Quincy Adams was rewarded less than two years later with the position of Secretary of State under James Monroe. Quincy Adams’s eight years of service in that position were momentous ones, whether it was establishing his nation’s claim to the Pacific Coast, reconciling disagreements and establishing borders with Great Britain and Spain, securing Florida, or in advancing the principles that ultimately became known as the Monroe Doctrine in 1823.
The next year Quincy Adams ran for president: His ultimate victory proved controversial, fostering immediate efforts to obstruct his presidency. Four years later, like his father, he lost reelection; like his father, he failed to attend his successor’s inauguration.
However, John Quincy Adams, unlike his father, enjoyed a second act in public life. Elected to Congress as a representative from Massachusetts in 1830, he became known as a staunch antislavery advocate who highlighted white southerners’ willingness to flaunt constitutional safeguards to advance the cause of slavery.
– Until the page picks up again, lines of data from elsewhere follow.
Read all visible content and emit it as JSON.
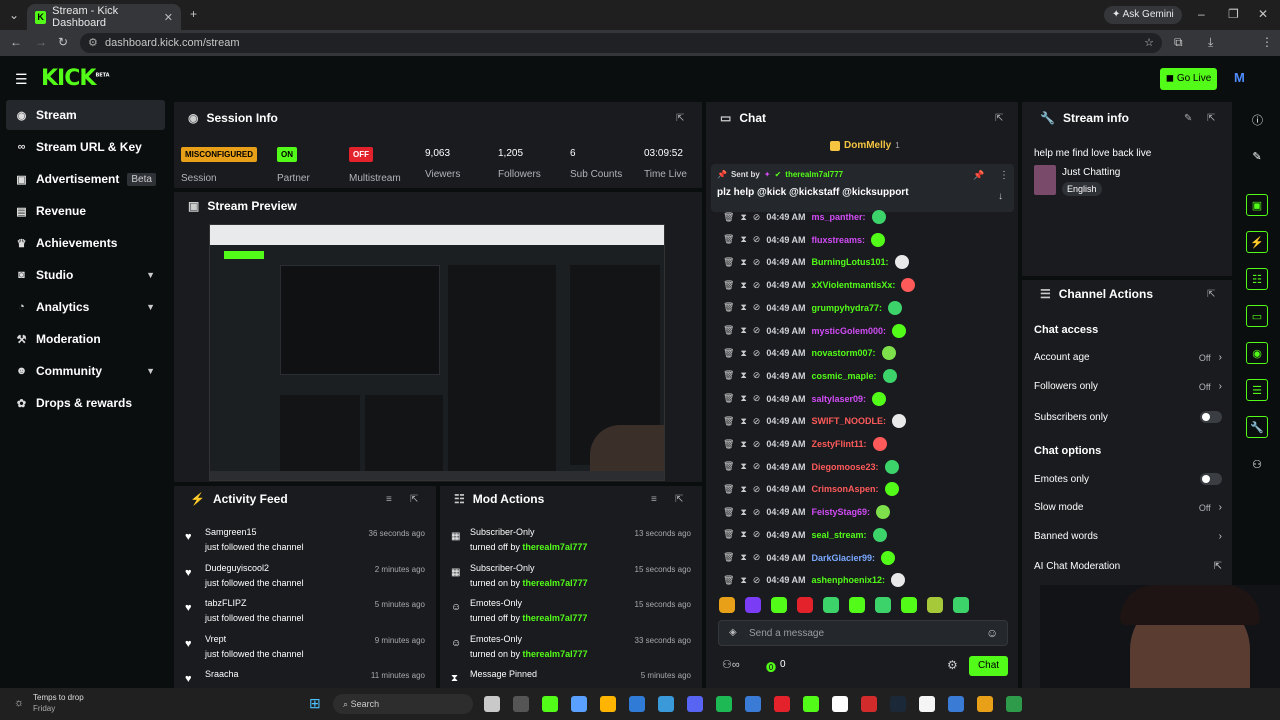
{
  "browser": {
    "tab_title": "Stream - Kick Dashboard",
    "url": "dashboard.kick.com/stream",
    "gemini": "Ask Gemini",
    "profile": "M7"
  },
  "header": {
    "logo": "KICK",
    "logo_sup": "BETA",
    "go_live": "Go Live"
  },
  "sidebar": {
    "items": [
      {
        "label": "Stream",
        "icon": "signal-icon"
      },
      {
        "label": "Stream URL & Key",
        "icon": "link-icon"
      },
      {
        "label": "Advertisement",
        "badge": "Beta",
        "icon": "monitor-icon"
      },
      {
        "label": "Revenue",
        "icon": "money-icon"
      },
      {
        "label": "Achievements",
        "icon": "trophy-icon"
      },
      {
        "label": "Studio",
        "icon": "camera-icon"
      },
      {
        "label": "Analytics",
        "icon": "chart-icon"
      },
      {
        "label": "Moderation",
        "icon": "hammer-icon"
      },
      {
        "label": "Community",
        "icon": "people-icon"
      },
      {
        "label": "Drops & rewards",
        "icon": "gift-icon"
      }
    ]
  },
  "session": {
    "title": "Session Info",
    "session_badge": "MISCONFIGURED",
    "session_label": "Session",
    "partner_badge": "ON",
    "partner_label": "Partner",
    "multistream_badge": "OFF",
    "multistream_label": "Multistream",
    "viewers": "9,063",
    "viewers_label": "Viewers",
    "followers": "1,205",
    "followers_label": "Followers",
    "subs": "6",
    "subs_label": "Sub Counts",
    "time": "03:09:52",
    "time_label": "Time Live"
  },
  "preview": {
    "title": "Stream Preview"
  },
  "activity": {
    "title": "Activity Feed",
    "items": [
      {
        "name": "Samgreen15",
        "action": "just followed the channel",
        "ago": "36 seconds ago"
      },
      {
        "name": "Dudeguyiscool2",
        "action": "just followed the channel",
        "ago": "2 minutes ago"
      },
      {
        "name": "tabzFLIPZ",
        "action": "just followed the channel",
        "ago": "5 minutes ago"
      },
      {
        "name": "Vrept",
        "action": "just followed the channel",
        "ago": "9 minutes ago"
      },
      {
        "name": "Sraacha",
        "action": "",
        "ago": "11 minutes ago"
      }
    ]
  },
  "mod": {
    "title": "Mod Actions",
    "items": [
      {
        "name": "Subscriber-Only",
        "pre": "turned off by",
        "by": "therealm7al777",
        "ago": "13 seconds ago"
      },
      {
        "name": "Subscriber-Only",
        "pre": "turned on by",
        "by": "therealm7al777",
        "ago": "15 seconds ago"
      },
      {
        "name": "Emotes-Only",
        "pre": "turned off by",
        "by": "therealm7al777",
        "ago": "15 seconds ago"
      },
      {
        "name": "Emotes-Only",
        "pre": "turned on by",
        "by": "therealm7al777",
        "ago": "33 seconds ago"
      },
      {
        "name": "Message Pinned",
        "pre": "",
        "by": "",
        "ago": "5 minutes ago"
      }
    ]
  },
  "chat": {
    "title": "Chat",
    "top_gifter": "DomMelly",
    "top_gifter_count": "1",
    "pinned_sent_by": "Sent by",
    "pinned_user": "therealm7al777",
    "pinned_text": "plz help @kick @kickstaff @kicksupport",
    "time": "04:49 AM",
    "messages": [
      {
        "user": "ms_panther:",
        "color": "#d14cf5"
      },
      {
        "user": "fluxstreams:",
        "color": "#d14cf5"
      },
      {
        "user": "BurningLotus101:",
        "color": "#53fc18"
      },
      {
        "user": "xXViolentmantisXx:",
        "color": "#53fc18"
      },
      {
        "user": "grumpyhydra77:",
        "color": "#53fc18"
      },
      {
        "user": "mysticGolem000:",
        "color": "#d14cf5"
      },
      {
        "user": "novastorm007:",
        "color": "#53fc18"
      },
      {
        "user": "cosmic_maple:",
        "color": "#53fc18"
      },
      {
        "user": "saltylaser09:",
        "color": "#d14cf5"
      },
      {
        "user": "SWIFT_NOODLE:",
        "color": "#ff5a5a"
      },
      {
        "user": "ZestyFlint11:",
        "color": "#ff5a5a"
      },
      {
        "user": "Diegomoose23:",
        "color": "#ff5a5a"
      },
      {
        "user": "CrimsonAspen:",
        "color": "#ff5a5a"
      },
      {
        "user": "FeistyStag69:",
        "color": "#d14cf5"
      },
      {
        "user": "seal_stream:",
        "color": "#53fc18"
      },
      {
        "user": "DarkGlacier99:",
        "color": "#7aa8ff"
      },
      {
        "user": "ashenphoenix12:",
        "color": "#53fc18"
      }
    ],
    "placeholder": "Send a message",
    "points": "0",
    "send": "Chat"
  },
  "stream_info": {
    "title": "Stream info",
    "stream_title": "help me find love back live",
    "category": "Just Chatting",
    "language": "English"
  },
  "channel_actions": {
    "title": "Channel Actions",
    "access_heading": "Chat access",
    "account_age": "Account age",
    "account_age_val": "Off",
    "followers_only": "Followers only",
    "followers_only_val": "Off",
    "subscribers_only": "Subscribers only",
    "options_heading": "Chat options",
    "emotes_only": "Emotes only",
    "slow_mode": "Slow mode",
    "slow_mode_val": "Off",
    "banned_words": "Banned words",
    "ai_moderation": "AI Chat Moderation"
  },
  "taskbar": {
    "weather": "Temps to drop",
    "day": "Friday",
    "search": "Search"
  },
  "colors": {
    "accent": "#53fc18",
    "panel": "#191b1f",
    "bg": "#0b0e0f"
  }
}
Like his father, who had undertaken the formidable task of defending those British soldiers indicted for murder in the aftermath of the Boston Massacre in 1770, Adams undertook to defend before the Supreme Court the enslaved Africans who had taken over the Spanish slave ship Amistad in a bloody effort to seize their freedom. He prevailed.
Some say that behind every great man is a woman. In the cases of John and John Quincy Adams, that woman was Abigail (Smith) Adams, who has perhaps fared better than has either her husband or eldest son in Americans’ historical memory. “Remember the ladies,” she admonished her husband in 1776 as he endeavored to establish the basis for American independence. Educated by her mother and grandmother, she became a voracious reader, which served her well when she conversed with her husband on various public matters in war and peace. Her correspondence with John remains an importance source for understanding the period.
Americans have not always appreciated the contributions of these three people to the founding and expansion of the American republic. An effort to raise a memorial to their contributions (as well as those of other family members) has encountered challenges over time, despite Congressional authorization. Neither John nor John Quincy Adams would be surprised: they were always suspicious of the tenuous nature of public acclaim even as they hoped to receive it.
Brooks D. Simpson is ASU Foundation Professor of History at Arizona State University. He writes and speaks on American political and military history, especially during the era of the American Civil War and Reconstruction, as well as the American presidency.